Compared to my previous procedure, this is a little bit faster and shorter but you will never get gpu speeds.
This code is the same for x86 and x64.
Code: Select all
Procedure FilterCallback(x, y, SourceColor, TargetColor)
!movd xmm1, [p.v_SourceColor]
!movd xmm0, [p.v_TargetColor]
!punpcklbw xmm1, xmm1
!punpcklbw xmm0, xmm0
!pshuflw xmm1, xmm1, 0xff
!pmulhuw xmm0, xmm1
!psrlw xmm0, 8
!packuswb xmm0, xmm0
!movd eax, xmm0
ProcedureReturn
EndProcedure
Combined with the approach from Thorium it could be something like this for x64.
Code: Select all
Procedure AlphaMultiply(*SrcBuffer, *DstBuffer, Height.i, Width.i, SrcPitch.i, DstPitch.i)
!movq xmm2, [p.p_SrcBuffer]
!movq xmm3, [p.p_DstBuffer]
!movq xmm4, [p.v_SrcPitch]
!movq xmm5, [p.v_DstPitch]
!alpha_multiply_loop0:
!movq rax, xmm2
!movq rdx, xmm3
!mov rcx, qword [p.v_Width]
!alpha_multiply_loop1:
!movd xmm1, [rax]
!movd xmm0, [rdx]
!punpcklbw xmm1, xmm1
!punpcklbw xmm0, xmm0
!pshuflw xmm1, xmm1, 0xff
!pmulhuw xmm0, xmm1
!psrlw xmm0, 8
!packuswb xmm0, xmm0
!movd [rdx], xmm0
!add rax, 4
!add rdx, 4
!dec rcx
!jnz alpha_multiply_loop1
!paddq xmm2, xmm4
!paddq xmm3, xmm5
!dec qword [p.v_Height]
!jnz alpha_multiply_loop0
EndProcedure
For x86 with sse instead of sse2 so it also runs on older hardware.
Code: Select all
Procedure AlphaMultiply(*SrcBuffer, *DstBuffer, Height.i, Width.i, SrcPitch.i, DstPitch.i)

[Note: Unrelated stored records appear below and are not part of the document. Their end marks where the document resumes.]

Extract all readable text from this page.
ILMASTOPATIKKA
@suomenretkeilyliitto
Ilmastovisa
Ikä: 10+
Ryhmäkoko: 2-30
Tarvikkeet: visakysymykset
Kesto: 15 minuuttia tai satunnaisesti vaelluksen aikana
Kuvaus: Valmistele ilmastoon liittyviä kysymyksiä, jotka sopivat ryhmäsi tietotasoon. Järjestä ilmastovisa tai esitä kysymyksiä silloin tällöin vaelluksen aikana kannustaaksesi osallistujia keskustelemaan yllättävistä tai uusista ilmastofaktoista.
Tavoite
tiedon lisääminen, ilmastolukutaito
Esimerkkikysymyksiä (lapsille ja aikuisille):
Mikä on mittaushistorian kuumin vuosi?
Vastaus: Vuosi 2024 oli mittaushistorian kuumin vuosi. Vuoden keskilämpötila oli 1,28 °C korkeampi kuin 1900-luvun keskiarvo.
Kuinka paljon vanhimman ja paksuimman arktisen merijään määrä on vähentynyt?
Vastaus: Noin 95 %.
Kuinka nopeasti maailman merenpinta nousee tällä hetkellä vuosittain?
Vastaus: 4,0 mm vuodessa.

!movd mm2, [p.p_SrcBuffer]
!movd mm3, [p.p_DstBuffer]
!movd mm4, [p.v_SrcPitch]
!movd mm5, [p.v_DstPitch]
!alpha_multiply_loop0:
!movd eax, mm2
!movd edx, mm3
!mov ecx, dword [p.v_Width]
!alpha_multiply_loop1:
!movd mm1, [eax]
!movd mm0, [edx]
!punpcklbw mm1, mm1
!punpcklbw mm0, mm0
!pshufw mm1, mm1, 0xff
!pmulhuw mm0, mm1
!psrlw mm0, 8
!packuswb mm0, mm0
!movd [edx], mm0
!add eax, 4
!add edx, 4
!dec ecx
!jnz alpha_multiply_loop1
!paddd mm2, mm4
!paddd mm3, mm5
!dec dword [p.v_Height]
!jnz alpha_multiply_loop0
!emms
EndProcedure